When thinking about new technology, large enterprises tend to think about whether the new technology has been field-proven to scale and perform, and trade that off against the risks of the new technology failing. Obviously a new, unproven technology will be more readily adopted if it doesn't cause too much harm if it fails a few times. If it is a "bet the bank" situation, then you can bet that only proven technology will be considered.

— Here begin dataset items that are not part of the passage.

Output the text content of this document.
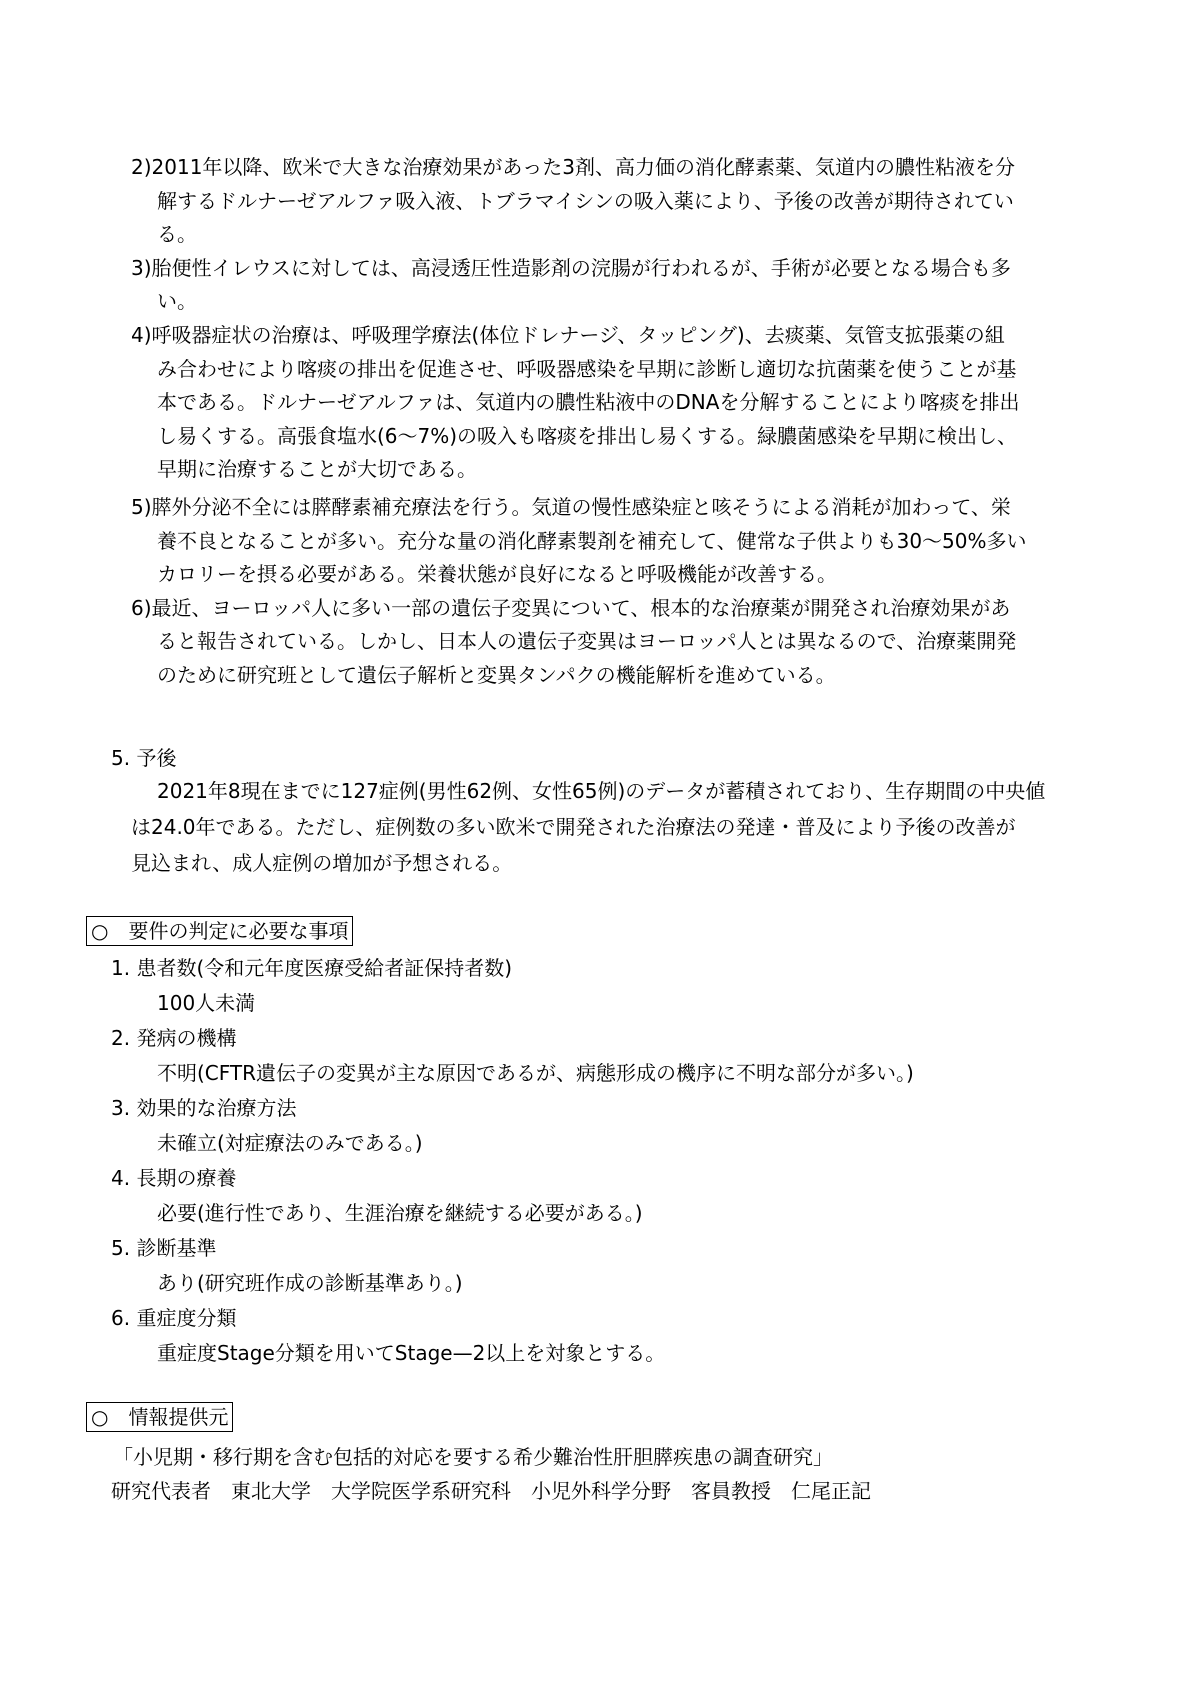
2)2011年以降、欧米で大きな治療効果があった3剤、高力価の消化酵素薬、気道内の膿性粘液を分
解するドルナーゼアルファ吸入液、トブラマイシンの吸入薬により、予後の改善が期待されてい
る。
3)胎便性イレウスに対しては、高浸透圧性造影剤の浣腸が行われるが、手術が必要となる場合も多
い。
4)呼吸器症状の治療は、呼吸理学療法(体位ドレナージ、タッピング)、去痰薬、気管支拡張薬の組
み合わせにより喀痰の排出を促進させ、呼吸器感染を早期に診断し適切な抗菌薬を使うことが基
本である。ドルナーゼアルファは、気道内の膿性粘液中のDNAを分解することにより喀痰を排出
し易くする。高張食塩水(6～7%)の吸入も喀痰を排出し易くする。緑膿菌感染を早期に検出し、
早期に治療することが大切である。
5)膵外分泌不全には膵酵素補充療法を行う。気道の慢性感染症と咳そうによる消耗が加わって、栄
養不良となることが多い。充分な量の消化酵素製剤を補充して、健常な子供よりも30～50%多い
カロリーを摂る必要がある。栄養状態が良好になると呼吸機能が改善する。
6)最近、ヨーロッパ人に多い一部の遺伝子変異について、根本的な治療薬が開発され治療効果があ
ると報告されている。しかし、日本人の遺伝子変異はヨーロッパ人とは異なるので、治療薬開発
のために研究班として遺伝子解析と変異タンパクの機能解析を進めている。
5. 予後
2021年8現在までに127症例(男性62例、女性65例)のデータが蓄積されており、生存期間の中央値
は24.0年である。ただし、症例数の多い欧米で開発された治療法の発達・普及により予後の改善が
見込まれ、成人症例の増加が予想される。
○　要件の判定に必要な事項
1. 患者数(令和元年度医療受給者証保持者数)
100人未満
2. 発病の機構
不明(CFTR遺伝子の変異が主な原因であるが、病態形成の機序に不明な部分が多い。)
3. 効果的な治療方法
未確立(対症療法のみである。)
4. 長期の療養
必要(進行性であり、生涯治療を継続する必要がある。)
5. 診断基準
あり(研究班作成の診断基準あり。)
6. 重症度分類
重症度Stage分類を用いてStage—2以上を対象とする。
○　情報提供元
「小児期・移行期を含む包括的対応を要する希少難治性肝胆膵疾患の調査研究」
研究代表者　東北大学　大学院医学系研究科　小児外科学分野　客員教授　仁尾正記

Here is a chart that illustrates the point, using Sigma Partners portfolio company examples, of course. EqualLogic (sold to Dell last year) provides very stable, low risk, more efficient disk storage systems. Initiate's software for bringing together data about customers from multiple systems is also very well proven, but is used in very high-profile applications (eg call centers) and if it fails then the call center operations may cease. As yet unproven software (at least in commercial applications) such as Acquia's editions of the open source Drupal system can be adopted for intranets and other low-risk areas of a corporation. No-one ever buys "bet the bank" technology which has not been field tested and proven to scale.

How does this compare to my life as a venture cyclist, and most people's buying habits? Answer: it's pretty similar. I am happy to buy a new, fangled "unproven" pair of biking gloves, but I would like my helmet to have a good pedigree!